One morning, not long before his latest departure, she asked him if he had heard the voices and he smiled, taking both her hands in his. "No", he said. "But if you want me too I will." For the next few nights she watched him pacing the room between the hours of 12 and three, saw him lay down next to the bed to be closer to the book and the thousands of words it nourished. Those were restless nights, but finally she slept, a deep and dreamless sleep for once.
She woke to see him sitting in his favourite chair, bag packed with his meagre possessions. "You are leaving", she stated flatly.

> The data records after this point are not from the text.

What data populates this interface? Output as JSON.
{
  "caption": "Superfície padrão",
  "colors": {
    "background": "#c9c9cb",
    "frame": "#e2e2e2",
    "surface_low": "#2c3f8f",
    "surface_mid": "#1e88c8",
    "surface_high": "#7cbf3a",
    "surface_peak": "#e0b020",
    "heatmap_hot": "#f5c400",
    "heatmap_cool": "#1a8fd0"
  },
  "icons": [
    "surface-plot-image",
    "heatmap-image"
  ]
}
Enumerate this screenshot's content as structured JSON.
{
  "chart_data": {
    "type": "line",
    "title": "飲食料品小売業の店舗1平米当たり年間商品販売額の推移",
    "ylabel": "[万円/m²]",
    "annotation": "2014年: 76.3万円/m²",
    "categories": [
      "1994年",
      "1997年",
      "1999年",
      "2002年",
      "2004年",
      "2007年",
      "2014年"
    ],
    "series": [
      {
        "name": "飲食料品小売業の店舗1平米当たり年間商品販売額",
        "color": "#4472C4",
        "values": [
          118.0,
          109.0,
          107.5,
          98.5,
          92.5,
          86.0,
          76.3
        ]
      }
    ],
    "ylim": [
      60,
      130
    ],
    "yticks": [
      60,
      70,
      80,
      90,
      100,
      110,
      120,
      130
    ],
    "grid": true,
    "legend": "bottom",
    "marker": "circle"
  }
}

He simply nodded, then rising from the chair and heading for the door he said. "Walk with me." Together they strolled down to the cove where his boat lay anchored in the lee of a cliff. She drew pictures in the sand with her toes while he prepared to set sail. Finally ready, he looked at her, squinting into the rising sun. "It was the book," he said. "The book demands more stories. It will not be silent. Keep writing and I will be back before you know it with legends to fill the pages until the ink runs dry."
She stood on the outcrop, her edge of reason, and watched him leave and another tiny sliver of her heart went with him.